Warmtecapaciteit Voorbeeldprobleem

Warmtecapaciteit is de hoeveelheid warmte-energie die nodig is om de temperatuur van een stof te veranderen. Dit voorbeeldprobleem laat zien hoe de warmtecapaciteit moet worden berekend.

Probleem: Warmtecapaciteit van water van vriespunt tot kookpunt

Wat is de hitte in joules die nodig is om de temperatuur van 25 gram water te verhogen van 0 graden C naar 100 graden C? Wat is de hitte in calorieën?

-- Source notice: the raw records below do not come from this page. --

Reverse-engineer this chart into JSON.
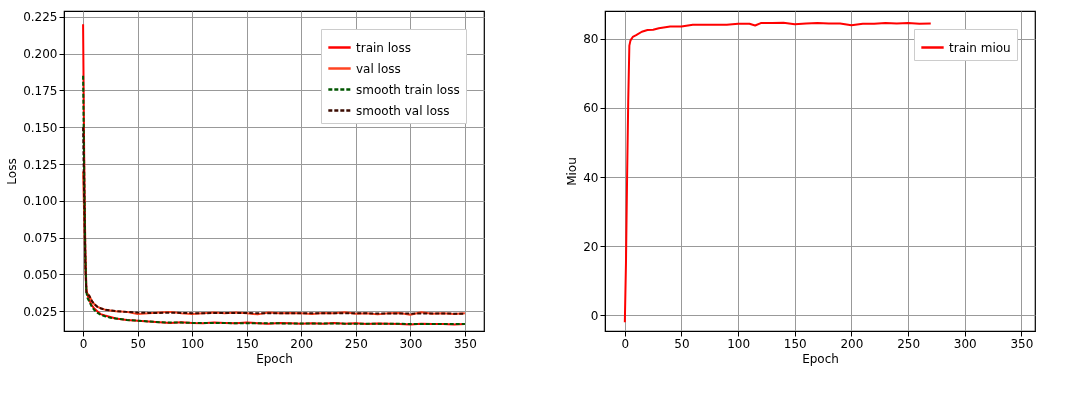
{
  "chart_data": [
    {
      "type": "line",
      "xlabel": "Epoch",
      "ylabel": "Loss",
      "grid": true,
      "legend": "top right",
      "xlim": [
        -17.5,
        367.5
      ],
      "xticks": [
        0,
        50,
        100,
        150,
        200,
        250,
        300,
        350
      ],
      "ylim": [
        0.0115,
        0.229
      ],
      "yticks": [
        0.025,
        {
          "value": 0.05,
          "label": "0.050"
        },
        0.075,
        {
          "value": 0.1,
          "label": "0.100"
        },
        0.125,
        {
          "value": 0.15,
          "label": "0.150"
        },
        0.175,
        {
          "value": 0.2,
          "label": "0.200"
        },
        0.225
      ],
      "x": [
        0,
        1,
        2,
        3,
        4,
        6,
        8,
        10,
        13,
        16,
        20,
        25,
        30,
        40,
        50,
        60,
        70,
        80,
        90,
        100,
        110,
        120,
        130,
        140,
        150,
        160,
        170,
        180,
        190,
        200,
        210,
        220,
        230,
        240,
        250,
        260,
        270,
        280,
        290,
        300,
        310,
        320,
        330,
        340,
        350
      ],
      "series": [
        {
          "name": "train loss",
          "color": "#ff0000",
          "line_style": "solid",
          "values": [
            0.22,
            0.13,
            0.07,
            0.04,
            0.036,
            0.032,
            0.029,
            0.027,
            0.025,
            0.023,
            0.022,
            0.021,
            0.02,
            0.019,
            0.0185,
            0.018,
            0.0175,
            0.017,
            0.0175,
            0.017,
            0.0168,
            0.0172,
            0.017,
            0.0168,
            0.0172,
            0.0168,
            0.0165,
            0.017,
            0.0168,
            0.0165,
            0.0168,
            0.0165,
            0.017,
            0.0165,
            0.0167,
            0.0163,
            0.0166,
            0.0165,
            0.0163,
            0.016,
            0.0165,
            0.0162,
            0.0163,
            0.016,
            0.0162
          ]
        },
        {
          "name": "val loss",
          "color": "#ff4422",
          "line_style": "solid",
          "values": [
            0.12,
            0.09,
            0.055,
            0.038,
            0.037,
            0.035,
            0.032,
            0.03,
            0.028,
            0.027,
            0.026,
            0.0255,
            0.025,
            0.0245,
            0.023,
            0.0235,
            0.024,
            0.0245,
            0.0235,
            0.023,
            0.0235,
            0.024,
            0.0235,
            0.024,
            0.0235,
            0.0228,
            0.024,
            0.0235,
            0.0238,
            0.0235,
            0.023,
            0.0238,
            0.0235,
            0.0242,
            0.0232,
            0.0235,
            0.0228,
            0.0235,
            0.0238,
            0.0225,
            0.0242,
            0.0232,
            0.0235,
            0.023,
            0.0235
          ]
        },
        {
          "name": "smooth train loss",
          "color": "#005500",
          "line_style": "dashed",
          "values": [
            0.185,
            0.12,
            0.065,
            0.038,
            0.034,
            0.031,
            0.028,
            0.026,
            0.024,
            0.0225,
            0.0215,
            0.0205,
            0.02,
            0.019,
            0.0185,
            0.018,
            0.0175,
            0.0172,
            0.0172,
            0.017,
            0.0169,
            0.0169,
            0.0169,
            0.0168,
            0.0168,
            0.0167,
            0.0167,
            0.0167,
            0.0166,
            0.0166,
            0.0166,
            0.0166,
            0.0166,
            0.0165,
            0.0165,
            0.0165,
            0.0165,
            0.0164,
            0.0164,
            0.0163,
            0.0163,
            0.0163,
            0.0162,
            0.0162,
            0.0162
          ]
        },
        {
          "name": "smooth val loss",
          "color": "#3a0a00",
          "line_style": "dashed",
          "values": [
            0.15,
            0.1,
            0.058,
            0.038,
            0.037,
            0.035,
            0.032,
            0.03,
            0.028,
            0.027,
            0.026,
            0.0255,
            0.025,
            0.0245,
            0.024,
            0.0238,
            0.0238,
            0.024,
            0.0238,
            0.0236,
            0.0236,
            0.0237,
            0.0237,
            0.0237,
            0.0237,
            0.0235,
            0.0236,
            0.0236,
            0.0236,
            0.0236,
            0.0235,
            0.0235,
            0.0235,
            0.0236,
            0.0235,
            0.0235,
            0.0234,
            0.0234,
            0.0234,
            0.0233,
            0.0234,
            0.0234,
            0.0234,
            0.0233,
            0.0233
          ]
        }
      ]
    },
    {
      "type": "line",
      "xlabel": "Epoch",
      "ylabel": "Miou",
      "grid": true,
      "legend": "top right",
      "xlim": [
        -17.5,
        362
      ],
      "xticks": [
        0,
        50,
        100,
        150,
        200,
        250,
        300,
        350
      ],
      "ylim": [
        -4.5,
        88
      ],
      "yticks": [
        0,
        20,
        40,
        60,
        80
      ],
      "x": [
        0,
        1,
        2,
        3,
        4,
        5,
        7,
        10,
        15,
        20,
        25,
        30,
        40,
        50,
        60,
        70,
        80,
        90,
        100,
        110,
        115,
        120,
        130,
        140,
        150,
        160,
        170,
        180,
        190,
        200,
        210,
        220,
        230,
        240,
        250,
        260,
        270
      ],
      "series": [
        {
          "name": "train miou",
          "color": "#ff0000",
          "line_style": "solid",
          "values": [
            -2,
            15,
            40,
            62,
            78,
            79.5,
            80.5,
            81,
            82,
            82.5,
            82.6,
            83,
            83.5,
            83.5,
            84,
            84,
            84,
            84,
            84.3,
            84.3,
            83.8,
            84.5,
            84.5,
            84.6,
            84.2,
            84.4,
            84.5,
            84.4,
            84.4,
            83.9,
            84.3,
            84.3,
            84.5,
            84.4,
            84.5,
            84.3,
            84.4
          ]
        }
      ]
    }
  ]
}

Nuttige informatie: soortelijke warmte van water = 4.18 J / g · ° C
Oplossing:

Deel I

Gebruik de formule

q = mcAT
waar
q = warmte-energie
m = massa
c = soortelijke warmte
ΔT = temperatuurverandering
q = (25 g) x (4.18 J / g · ° C) [(100 C - 0 C)]
q = (25 g) x (4,18 J / g · ° C) x (100 C)
q = 10450 J
Deel II
4.18 J = 1 calorie
x calorieën = 10450 J x (1 cal / 4.18 J)
x calorieën = 10450 / 4.18 calorieën
x calorieën = 2500 calorieën
Antwoord:
10450 J of 2500 calorieën warmte-energie zijn nodig om de temperatuur van 25 gram water van 0 graden C naar 100 graden C te brengen.

Tips voor succes

  • De meest voorkomende fout die mensen maken met deze berekening is het gebruik van onjuiste eenheden. Zorg dat bepaalde temperaturen in Celsius zijn. Reken kilogram om naar gram.
  • Houd rekening met belangrijke cijfers, met name bij werkproblemen voor huiswerk of een examen.